Sand 9 (Boston) revealed its high-precision MEMS technology after spending the last two years secretly developing the technology with $10.7 million in seed funding from Flybridge Capital Partners, General Catalyst Partners and Khosla Ventures. Sand 9 is lead by co-founder Matt Crowley, vice president of corporate development, and founder Pritiraj Mohanty, chief technology officer and inventor of its MEMS technology.

Mohanty is a physicist at Boston University where he has demonstrated novel timing inventions in the past, such as a nanoscale electro-mechanical system (NEMS) that exhibited quantum-mechanical motion by jumping between two discrete positions without passing through the physical space between them.

Two years ago, Mohanty and Crowley spun-off Sand 9 from Boston University to develop Mohanty's novel MEMS oscillator structures into what has become the worlds' most precise silicon oscillator, which is capable of competing with the high-precision quartz crystal oscillators used by mainstream original equipment manufacturers in 3G/4G cell phones, global positioning systems (GPS), WiFi and other high-precision applications.

"In a nutshell, we have a MEMS oscillator with performance characteristics on par with the temperature compensated crystal oscillators [TCXO] what we call temperature compensated MEMS oscillator, or TCMO," said Crowley.

Other MEMS oscillator makers have been forced to relegate their sales to markets where ultra-high precision is not required, even though they are working today toward products aimed at the TCXO market, which is becoming the high-volume sweet spot for oscillators, as consumers move into 3G/4G handsets which require higher precision clocks.
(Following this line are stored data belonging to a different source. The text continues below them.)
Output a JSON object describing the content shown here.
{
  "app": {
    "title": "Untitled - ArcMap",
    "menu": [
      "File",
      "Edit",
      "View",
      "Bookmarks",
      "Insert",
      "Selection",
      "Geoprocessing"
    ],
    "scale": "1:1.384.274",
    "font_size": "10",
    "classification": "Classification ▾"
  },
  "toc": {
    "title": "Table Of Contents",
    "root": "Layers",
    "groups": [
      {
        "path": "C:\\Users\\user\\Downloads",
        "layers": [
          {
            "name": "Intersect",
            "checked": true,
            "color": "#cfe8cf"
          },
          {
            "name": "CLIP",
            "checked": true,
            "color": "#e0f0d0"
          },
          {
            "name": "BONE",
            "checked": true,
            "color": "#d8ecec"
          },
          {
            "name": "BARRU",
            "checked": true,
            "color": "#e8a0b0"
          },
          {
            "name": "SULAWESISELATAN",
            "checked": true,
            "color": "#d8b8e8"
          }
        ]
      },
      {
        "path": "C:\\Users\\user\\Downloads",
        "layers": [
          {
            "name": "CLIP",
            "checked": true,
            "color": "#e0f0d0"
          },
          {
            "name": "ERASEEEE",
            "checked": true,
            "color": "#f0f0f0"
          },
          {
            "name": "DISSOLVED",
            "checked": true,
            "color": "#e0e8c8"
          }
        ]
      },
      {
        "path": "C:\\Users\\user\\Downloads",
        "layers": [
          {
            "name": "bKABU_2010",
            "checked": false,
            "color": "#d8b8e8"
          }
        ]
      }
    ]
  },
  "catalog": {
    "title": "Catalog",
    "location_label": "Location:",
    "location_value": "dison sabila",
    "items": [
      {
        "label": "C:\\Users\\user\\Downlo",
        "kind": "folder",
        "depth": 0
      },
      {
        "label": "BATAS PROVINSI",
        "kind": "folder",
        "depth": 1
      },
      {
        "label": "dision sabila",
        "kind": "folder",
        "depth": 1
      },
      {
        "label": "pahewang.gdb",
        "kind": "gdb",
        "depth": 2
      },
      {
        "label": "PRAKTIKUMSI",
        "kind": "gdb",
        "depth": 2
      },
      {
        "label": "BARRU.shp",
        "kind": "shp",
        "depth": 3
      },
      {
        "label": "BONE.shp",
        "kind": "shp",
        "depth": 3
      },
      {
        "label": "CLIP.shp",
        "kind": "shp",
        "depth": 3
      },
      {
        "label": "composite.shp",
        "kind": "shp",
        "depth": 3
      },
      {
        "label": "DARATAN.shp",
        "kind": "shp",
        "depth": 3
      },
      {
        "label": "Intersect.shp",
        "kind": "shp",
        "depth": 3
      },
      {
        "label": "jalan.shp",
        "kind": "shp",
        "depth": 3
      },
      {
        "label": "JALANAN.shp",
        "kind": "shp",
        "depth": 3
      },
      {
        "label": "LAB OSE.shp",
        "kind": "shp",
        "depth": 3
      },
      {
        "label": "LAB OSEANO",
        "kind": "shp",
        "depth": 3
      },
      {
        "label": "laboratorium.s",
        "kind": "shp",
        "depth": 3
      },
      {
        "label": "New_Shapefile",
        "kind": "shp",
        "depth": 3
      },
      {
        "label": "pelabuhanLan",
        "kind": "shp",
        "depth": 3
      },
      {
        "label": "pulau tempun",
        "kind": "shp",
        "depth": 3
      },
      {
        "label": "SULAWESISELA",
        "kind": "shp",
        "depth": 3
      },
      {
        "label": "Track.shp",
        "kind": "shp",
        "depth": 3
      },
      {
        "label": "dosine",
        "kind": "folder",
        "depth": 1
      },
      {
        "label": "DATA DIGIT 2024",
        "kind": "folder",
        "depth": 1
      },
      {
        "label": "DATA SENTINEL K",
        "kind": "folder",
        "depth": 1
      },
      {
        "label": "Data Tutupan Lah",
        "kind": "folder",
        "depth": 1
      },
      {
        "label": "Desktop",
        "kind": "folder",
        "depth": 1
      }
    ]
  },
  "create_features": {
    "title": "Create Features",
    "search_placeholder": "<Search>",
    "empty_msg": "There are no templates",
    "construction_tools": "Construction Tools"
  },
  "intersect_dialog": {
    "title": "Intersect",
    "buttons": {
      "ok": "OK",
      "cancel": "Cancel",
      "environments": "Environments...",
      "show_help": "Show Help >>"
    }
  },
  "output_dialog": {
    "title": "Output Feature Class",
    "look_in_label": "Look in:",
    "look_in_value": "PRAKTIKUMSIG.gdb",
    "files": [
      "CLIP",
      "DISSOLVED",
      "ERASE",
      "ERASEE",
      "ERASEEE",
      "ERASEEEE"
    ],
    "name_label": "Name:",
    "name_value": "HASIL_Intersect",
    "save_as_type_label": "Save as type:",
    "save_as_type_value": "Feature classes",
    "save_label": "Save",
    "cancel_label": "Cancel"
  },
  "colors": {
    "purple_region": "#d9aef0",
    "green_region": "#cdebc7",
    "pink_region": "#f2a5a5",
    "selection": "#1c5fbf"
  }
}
"This is the major breakthrough that will enable MEMS oscillators to penetrate the core markets for crystal oscillators," said Crowley. "We have several orders of magnitude [over 100-times] less phase noise than our competitor's MEMS oscillators."

Sand 9's chips, which are currently being sampled and will be available for volume deliverly in 2010, cap the MEMS element with a CMOS application specific integrated circuit to create an integrated two-chip stack. Nevertheless, the chips are still thinner and smaller than their competitors, measuring just .5-by-.1.5-by-.8 millimeters. The ultra-small size combined with high precision give Sand 9 a leg up on landing major design wins in the high-volume market for 3G/4G mobile phones, although the company has not yet secured any major contracts.
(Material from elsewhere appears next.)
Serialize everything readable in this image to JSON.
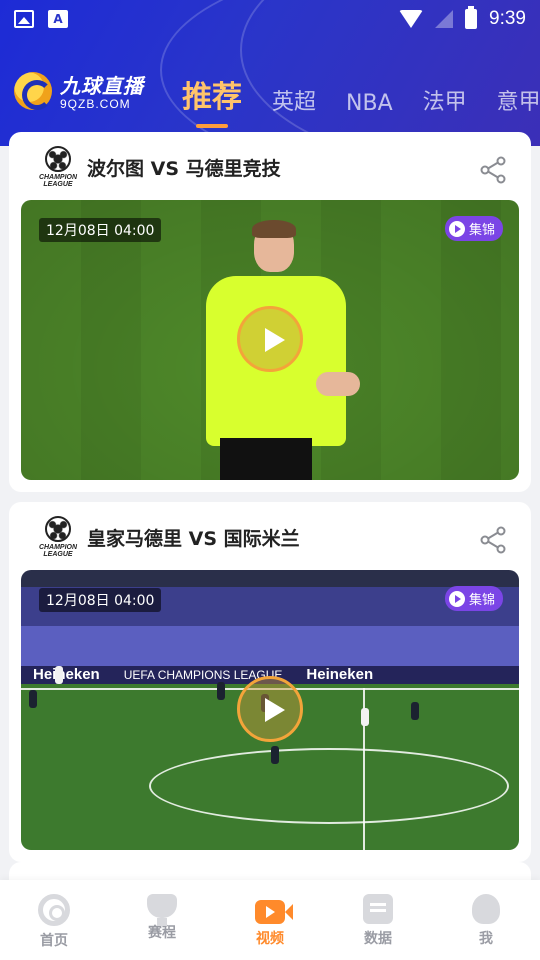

Sand 9 claims to have 24 patents protecting the various aspects of the MEMS designs that make its devices superior to other MEMS oscillators and rivals to the best crystal oscillators, but at a lower cost and a smaller form factor. The most obvious difference with Sand 9's design is its use of a higher base frequency for its oscillator (124 MHz compared to 5 MHz) and its use of analog temperature compensation techniques. These improvements, plus a novel MEMS resonator structure, enable Sand 9 to achieve ultra-low phase jitter (less than 90 femtoseconds) simultaneously with ultra-high frequency stability over a wide temperature range (plus or minus 2.5 parts per million, PPM, from -40 to +85 degrees Celsius).
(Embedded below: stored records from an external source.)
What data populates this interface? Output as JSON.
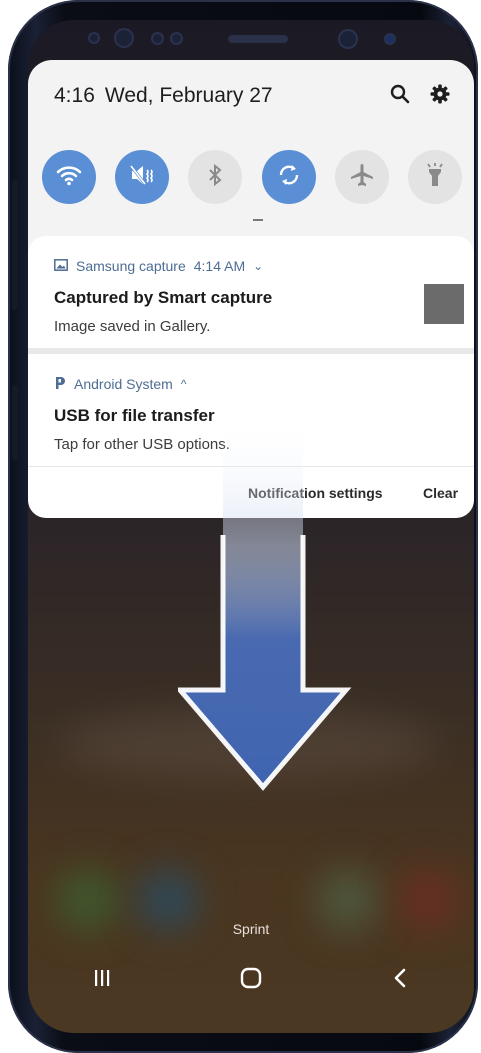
{
  "status": {
    "time": "4:16",
    "date": "Wed, February 27",
    "icons": [
      "search-icon",
      "gear-icon"
    ]
  },
  "quick_settings": [
    {
      "name": "wifi",
      "icon": "wifi-icon",
      "state": "on"
    },
    {
      "name": "mute",
      "icon": "mute-icon",
      "state": "on"
    },
    {
      "name": "bluetooth",
      "icon": "bluetooth-icon",
      "state": "off"
    },
    {
      "name": "auto-rotate",
      "icon": "auto-rotate-icon",
      "state": "on"
    },
    {
      "name": "airplane-mode",
      "icon": "airplane-icon",
      "state": "off"
    },
    {
      "name": "flashlight",
      "icon": "flashlight-icon",
      "state": "off"
    }
  ],
  "notifications": [
    {
      "app": "Samsung capture",
      "time": "4:14 AM",
      "chevron": "⌄",
      "title": "Captured by Smart capture",
      "body": "Image saved in Gallery.",
      "icon": "image-icon"
    },
    {
      "app": "Android System",
      "chevron": "^",
      "title": "USB for file transfer",
      "body": "Tap for other USB options.",
      "icon": "android-system-icon"
    }
  ],
  "actions": {
    "settings": "Notification settings",
    "clear": "Clear"
  },
  "carrier": "Sprint",
  "nav": [
    "recents-icon",
    "home-icon",
    "back-icon"
  ],
  "colors": {
    "accent": "#5a8fd6",
    "arrow": "#3f64b0",
    "app_label": "#4e6d93"
  }
}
Sand 9's first priority is to deliver on its promise with foundry-made parts in high volume next year, but the company already has plans for the future. Next it plans to integrate different frequencies of MEMS oscillators onto the same die, beginning with adding a 32-kHz real-time clock alongside the main system clock, which can be programmed at the factory to be anywhere from 10-to-160 MHz. Eventually the company plans to migrate its unique approach to the nanoscale fabrication to other types of MEMS devices besides oscillators too.